Fruits and their syrup
You may be about to start making compotes, jams, or a bunch of other recipes based on cooked fruits, in which case you will probably find yourself mixing sugar and fruit at some point before cooking.
In this case, for a compote for example, you will probably add a little water to start the cooking. It's indicated in a lot of recipes, and you may be used to doing it that way, no worries, it's very classic. It works of course, but it's not great this addition of water : it will have to go away afterwards (longer cooking time) and it will make your fruits taste a little bit less spicy.
Can we do better?
Yes, much better, you have to play on the "syrup" effect between sugar and fruits. When you mix sugar and fruit together, the sugar, which is hygroscopic, pumps the water from the fruit with which it mixes to form a natural syrup. This syrup, as tasty as your fruit, is much better for the start of your future compote or jam.
How to make it?
1) Prepare your fruits, cut them into small pieces, here rhubarb, put in the cooking pot.

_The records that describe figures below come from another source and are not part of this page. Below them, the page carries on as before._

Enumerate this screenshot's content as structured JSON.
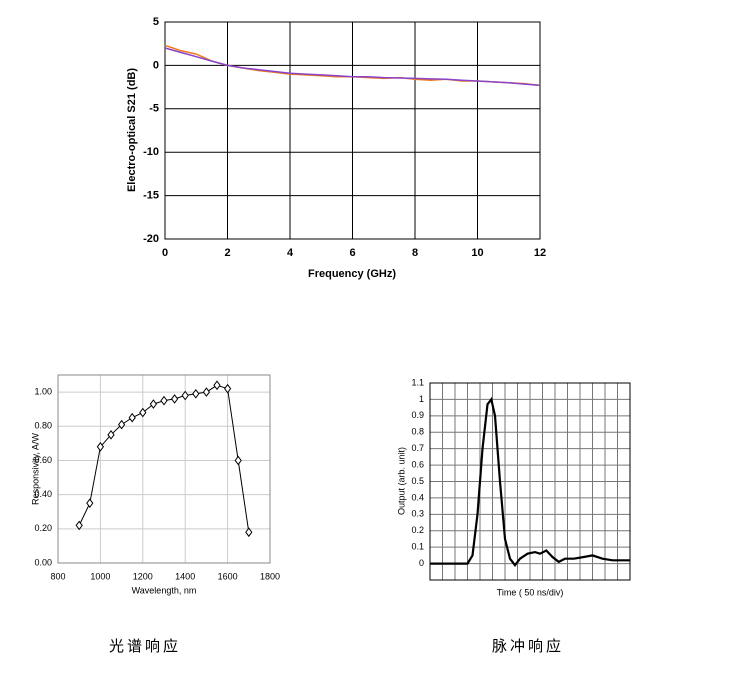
{
  "chart_data": [
    {
      "type": "line",
      "xlabel": "Frequency (GHz)",
      "ylabel": "Electro-optical S21 (dB)",
      "x": [
        0,
        0.5,
        1,
        1.5,
        2,
        2.5,
        3,
        3.5,
        4,
        4.5,
        5,
        5.5,
        6,
        6.5,
        7,
        7.5,
        8,
        8.5,
        9,
        9.5,
        10,
        10.5,
        11,
        11.5,
        12
      ],
      "series": [
        {
          "color": "#f07a1e",
          "values": [
            2.3,
            1.7,
            1.3,
            0.5,
            0.0,
            -0.3,
            -0.6,
            -0.8,
            -1.0,
            -1.1,
            -1.2,
            -1.3,
            -1.3,
            -1.4,
            -1.5,
            -1.4,
            -1.6,
            -1.7,
            -1.6,
            -1.8,
            -1.8,
            -1.9,
            -2.0,
            -2.1,
            -2.3
          ]
        },
        {
          "color": "#8a44c8",
          "values": [
            2.0,
            1.5,
            1.0,
            0.5,
            0.0,
            -0.3,
            -0.5,
            -0.7,
            -0.9,
            -1.0,
            -1.1,
            -1.2,
            -1.3,
            -1.3,
            -1.4,
            -1.45,
            -1.5,
            -1.55,
            -1.6,
            -1.7,
            -1.8,
            -1.9,
            -2.0,
            -2.15,
            -2.3
          ]
        }
      ],
      "xlim": [
        0,
        12
      ],
      "xticks": [
        0,
        2,
        4,
        6,
        8,
        10,
        12
      ],
      "ylim": [
        -20,
        5
      ],
      "yticks": [
        -20,
        -15,
        -10,
        -5,
        0,
        5
      ],
      "grid": true,
      "grid_color": "#000"
    },
    {
      "type": "line",
      "xlabel": "Wavelength, nm",
      "ylabel": "Responsivity, A/W",
      "caption": "光谱响应",
      "x": [
        900,
        950,
        1000,
        1050,
        1100,
        1150,
        1200,
        1250,
        1300,
        1350,
        1400,
        1450,
        1500,
        1550,
        1600,
        1650,
        1700
      ],
      "series": [
        {
          "color": "#000",
          "values": [
            0.22,
            0.35,
            0.68,
            0.75,
            0.81,
            0.85,
            0.88,
            0.93,
            0.95,
            0.96,
            0.98,
            0.99,
            1.0,
            1.04,
            1.02,
            0.6,
            0.18
          ]
        }
      ],
      "marker": "diamond",
      "xlim": [
        800,
        1800
      ],
      "xticks": [
        800,
        1000,
        1200,
        1400,
        1600,
        1800
      ],
      "ylim": [
        0,
        1.1
      ],
      "yticks": [
        {
          "value": 0,
          "label": "0.00"
        },
        {
          "value": 0.2,
          "label": "0.20"
        },
        {
          "value": 0.4,
          "label": "0.40"
        },
        {
          "value": 0.6,
          "label": "0.60"
        },
        {
          "value": 0.8,
          "label": "0.80"
        },
        {
          "value": 1,
          "label": "1.00"
        }
      ],
      "grid": true,
      "grid_color": "#ccc"
    },
    {
      "type": "line",
      "xlabel": "Time ( 50 ns/div)",
      "ylabel": "Output (arb. unit)",
      "caption": "脉冲响应",
      "x": [
        0,
        3,
        3.4,
        3.8,
        4.2,
        4.6,
        4.9,
        5.2,
        5.6,
        6.0,
        6.4,
        6.8,
        7.2,
        7.8,
        8.4,
        8.8,
        9.3,
        9.8,
        10.3,
        10.8,
        11.5,
        12.3,
        13,
        13.8,
        14.6,
        16
      ],
      "series": [
        {
          "color": "#000",
          "values": [
            0,
            0,
            0.05,
            0.3,
            0.7,
            0.97,
            1.0,
            0.9,
            0.5,
            0.15,
            0.03,
            -0.01,
            0.03,
            0.06,
            0.07,
            0.06,
            0.08,
            0.04,
            0.01,
            0.03,
            0.03,
            0.04,
            0.05,
            0.03,
            0.02,
            0.02
          ]
        }
      ],
      "xlim": [
        0,
        16
      ],
      "ylim": [
        -0.1,
        1.1
      ],
      "yticks": [
        0,
        0.1,
        0.2,
        0.3,
        0.4,
        0.5,
        0.6,
        0.7,
        0.8,
        0.9,
        1.0,
        1.1
      ],
      "grid": true,
      "grid_color": "#777"
    }
  ]
}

2) Add the powdered sugar, mix briefly.
3) Wait, at least 2 hours, overnight if you want, let the sugar work and melt.
After this time, the syrup has started to form, you can see it by tilting the pan a little. It is pure fruit syrup, quite thick and tasty, the ideal texture to start your cooking which will be 100% fruit + sugar.
You can proceed like this with all fruits, for small ones and berries (cherries, blackcurrants, blackberries, raspberries, ...) no need to cut them but you will have to wait a little longer to see the syrup form.
To sum up
: When cooking fruit, do not add water, just let the fruit syrup have time to form.